Clément Moreau: La comedia humana/Nacht über Deutschland (1937/38), part 23 to 33
Clément Moreau: La comedia humana/Nacht über Deutschland (1937/38), part 23 to 33
First published in Argentinisches Tageblatt and Argentina Libre, 1940
Ich hatte Mühsam gern, und wir sind zusammen ausgekommen. Sein Verhalten, seine Lebensweise war eine feine, immer freundlich, angenehm im Umgang, gewaltlos; er hat nie über andere befohlen, andere belehrt.
[I liked Mühsam and we got along well. His manner, his way of life was a fine one, he was always friendly, pleasant in his dealings, non-violent; he never bossed people around or instructed them. (ed. trans.)]
Clément Moreau in an interview 1978/79
A man in a black SS uniform and the skull emblem stands in the doorway of the prison cell. He hands the prisoner the rope: A rope with which to hang himself (figure 23). The noose is already tied; the SS man watches the prisoner's reaction with disdain. Behind him the grinning of an aide – a recurring motif in these linocuts.
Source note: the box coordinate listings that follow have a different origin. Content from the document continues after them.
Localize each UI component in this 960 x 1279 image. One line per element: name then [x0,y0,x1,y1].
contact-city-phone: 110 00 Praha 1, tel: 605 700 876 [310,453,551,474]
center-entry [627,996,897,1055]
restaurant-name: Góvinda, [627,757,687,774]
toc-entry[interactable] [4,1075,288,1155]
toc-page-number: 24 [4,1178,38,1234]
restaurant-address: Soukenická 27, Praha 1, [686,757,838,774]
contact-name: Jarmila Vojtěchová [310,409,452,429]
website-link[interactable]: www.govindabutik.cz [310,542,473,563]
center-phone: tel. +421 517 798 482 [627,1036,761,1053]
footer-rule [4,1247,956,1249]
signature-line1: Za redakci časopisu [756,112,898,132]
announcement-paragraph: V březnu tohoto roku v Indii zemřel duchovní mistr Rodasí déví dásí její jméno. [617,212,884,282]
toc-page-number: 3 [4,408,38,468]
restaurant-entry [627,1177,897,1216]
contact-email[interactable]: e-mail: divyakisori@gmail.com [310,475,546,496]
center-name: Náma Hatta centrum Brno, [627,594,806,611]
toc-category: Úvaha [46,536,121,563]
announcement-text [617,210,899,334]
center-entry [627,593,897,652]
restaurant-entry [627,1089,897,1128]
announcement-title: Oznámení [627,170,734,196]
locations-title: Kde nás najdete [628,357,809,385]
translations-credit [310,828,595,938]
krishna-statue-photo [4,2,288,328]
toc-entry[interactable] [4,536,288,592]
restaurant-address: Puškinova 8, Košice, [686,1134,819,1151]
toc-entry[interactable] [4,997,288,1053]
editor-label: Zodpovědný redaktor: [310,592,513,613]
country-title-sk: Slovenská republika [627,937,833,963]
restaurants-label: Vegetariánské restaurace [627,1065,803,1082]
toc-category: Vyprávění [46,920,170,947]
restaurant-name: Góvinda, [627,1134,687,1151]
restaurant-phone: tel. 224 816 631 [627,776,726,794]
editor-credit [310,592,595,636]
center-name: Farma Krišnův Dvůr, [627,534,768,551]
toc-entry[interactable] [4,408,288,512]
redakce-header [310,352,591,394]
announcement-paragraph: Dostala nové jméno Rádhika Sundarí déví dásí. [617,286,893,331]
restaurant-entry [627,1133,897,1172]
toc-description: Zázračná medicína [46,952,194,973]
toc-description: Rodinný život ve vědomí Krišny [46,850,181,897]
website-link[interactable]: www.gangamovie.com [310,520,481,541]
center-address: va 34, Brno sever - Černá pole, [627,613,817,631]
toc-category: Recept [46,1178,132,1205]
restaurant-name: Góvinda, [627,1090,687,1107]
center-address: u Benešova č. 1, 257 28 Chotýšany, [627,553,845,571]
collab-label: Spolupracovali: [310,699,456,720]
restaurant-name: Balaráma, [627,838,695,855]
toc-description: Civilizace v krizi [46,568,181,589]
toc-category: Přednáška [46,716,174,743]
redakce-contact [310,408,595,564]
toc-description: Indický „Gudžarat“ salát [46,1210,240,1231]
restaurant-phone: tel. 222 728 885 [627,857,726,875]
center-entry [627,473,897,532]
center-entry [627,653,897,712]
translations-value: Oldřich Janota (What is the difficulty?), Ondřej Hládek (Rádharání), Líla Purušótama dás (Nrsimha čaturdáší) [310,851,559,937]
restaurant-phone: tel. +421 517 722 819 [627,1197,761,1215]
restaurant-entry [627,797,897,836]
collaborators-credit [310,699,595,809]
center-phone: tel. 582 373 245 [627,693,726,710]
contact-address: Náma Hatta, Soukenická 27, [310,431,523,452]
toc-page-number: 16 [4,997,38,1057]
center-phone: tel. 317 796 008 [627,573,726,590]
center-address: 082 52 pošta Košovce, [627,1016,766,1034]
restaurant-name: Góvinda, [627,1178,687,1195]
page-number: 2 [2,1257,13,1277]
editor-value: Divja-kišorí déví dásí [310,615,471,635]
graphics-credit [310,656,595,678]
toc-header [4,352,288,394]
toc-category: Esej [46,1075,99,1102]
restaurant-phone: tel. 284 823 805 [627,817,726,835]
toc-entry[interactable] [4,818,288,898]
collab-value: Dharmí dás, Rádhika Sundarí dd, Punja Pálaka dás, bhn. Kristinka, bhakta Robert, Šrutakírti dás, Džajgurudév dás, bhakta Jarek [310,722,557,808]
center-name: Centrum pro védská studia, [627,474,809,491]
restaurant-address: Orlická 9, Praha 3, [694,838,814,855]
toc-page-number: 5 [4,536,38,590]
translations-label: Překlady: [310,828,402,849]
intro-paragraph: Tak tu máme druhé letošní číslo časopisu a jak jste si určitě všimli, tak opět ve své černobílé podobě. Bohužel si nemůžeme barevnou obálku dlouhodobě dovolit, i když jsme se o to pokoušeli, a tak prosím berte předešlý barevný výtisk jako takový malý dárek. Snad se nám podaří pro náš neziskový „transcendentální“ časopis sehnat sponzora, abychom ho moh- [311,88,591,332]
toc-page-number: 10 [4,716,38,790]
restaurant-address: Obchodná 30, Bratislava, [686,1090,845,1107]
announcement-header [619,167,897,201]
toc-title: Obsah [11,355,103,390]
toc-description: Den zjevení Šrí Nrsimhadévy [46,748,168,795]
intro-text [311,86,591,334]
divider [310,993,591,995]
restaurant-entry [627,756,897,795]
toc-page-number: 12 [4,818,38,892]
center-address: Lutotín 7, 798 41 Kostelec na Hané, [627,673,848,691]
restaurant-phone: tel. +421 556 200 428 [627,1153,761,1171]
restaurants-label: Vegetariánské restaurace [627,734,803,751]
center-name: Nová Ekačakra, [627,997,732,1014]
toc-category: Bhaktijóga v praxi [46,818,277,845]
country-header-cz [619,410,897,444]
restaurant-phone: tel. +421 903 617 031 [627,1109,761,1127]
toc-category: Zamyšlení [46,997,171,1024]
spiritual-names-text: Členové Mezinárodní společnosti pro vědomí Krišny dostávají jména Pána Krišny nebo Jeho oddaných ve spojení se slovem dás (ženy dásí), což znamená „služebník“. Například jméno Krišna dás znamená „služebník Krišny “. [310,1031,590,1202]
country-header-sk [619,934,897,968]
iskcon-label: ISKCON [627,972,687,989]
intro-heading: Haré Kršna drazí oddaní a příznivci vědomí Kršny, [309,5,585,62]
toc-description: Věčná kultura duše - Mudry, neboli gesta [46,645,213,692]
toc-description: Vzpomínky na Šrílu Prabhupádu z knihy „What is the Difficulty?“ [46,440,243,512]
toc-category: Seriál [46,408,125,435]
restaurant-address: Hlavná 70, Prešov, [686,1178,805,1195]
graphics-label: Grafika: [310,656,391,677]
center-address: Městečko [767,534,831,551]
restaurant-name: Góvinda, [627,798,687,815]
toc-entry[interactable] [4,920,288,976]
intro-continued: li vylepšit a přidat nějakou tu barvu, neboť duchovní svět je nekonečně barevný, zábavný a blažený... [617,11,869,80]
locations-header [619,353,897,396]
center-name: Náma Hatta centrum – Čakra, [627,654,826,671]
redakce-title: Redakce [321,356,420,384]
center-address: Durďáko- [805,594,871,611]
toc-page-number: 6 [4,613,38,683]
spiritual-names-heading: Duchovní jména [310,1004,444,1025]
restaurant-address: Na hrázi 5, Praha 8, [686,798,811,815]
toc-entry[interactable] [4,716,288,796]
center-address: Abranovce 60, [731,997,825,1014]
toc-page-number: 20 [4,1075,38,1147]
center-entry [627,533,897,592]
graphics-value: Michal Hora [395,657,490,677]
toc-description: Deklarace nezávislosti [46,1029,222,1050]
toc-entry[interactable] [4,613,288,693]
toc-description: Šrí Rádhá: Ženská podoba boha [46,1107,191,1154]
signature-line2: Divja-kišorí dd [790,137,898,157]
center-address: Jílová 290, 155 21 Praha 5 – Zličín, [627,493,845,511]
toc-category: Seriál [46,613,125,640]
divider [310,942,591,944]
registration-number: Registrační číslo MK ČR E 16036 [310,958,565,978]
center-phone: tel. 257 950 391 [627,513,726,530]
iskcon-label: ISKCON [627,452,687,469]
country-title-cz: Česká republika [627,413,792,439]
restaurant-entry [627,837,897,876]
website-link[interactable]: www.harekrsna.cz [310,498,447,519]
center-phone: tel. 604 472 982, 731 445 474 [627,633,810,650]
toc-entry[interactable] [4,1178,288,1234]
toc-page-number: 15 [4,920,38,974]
The painter and graphic artist Clément Moreau dedicates a series to the libertarian writer Erich Mühsam and his wife Zensel. On the night from the 9th to the 10th of July, 1934, Erich Mühsam was ordered to kill himself at the Oranienburg concentration camp. When he refused to do so, he was murdered. As a young man, Clément Moreau was a neighbour and friend of the couple in Dorchläuchtingstrasse in Berlin.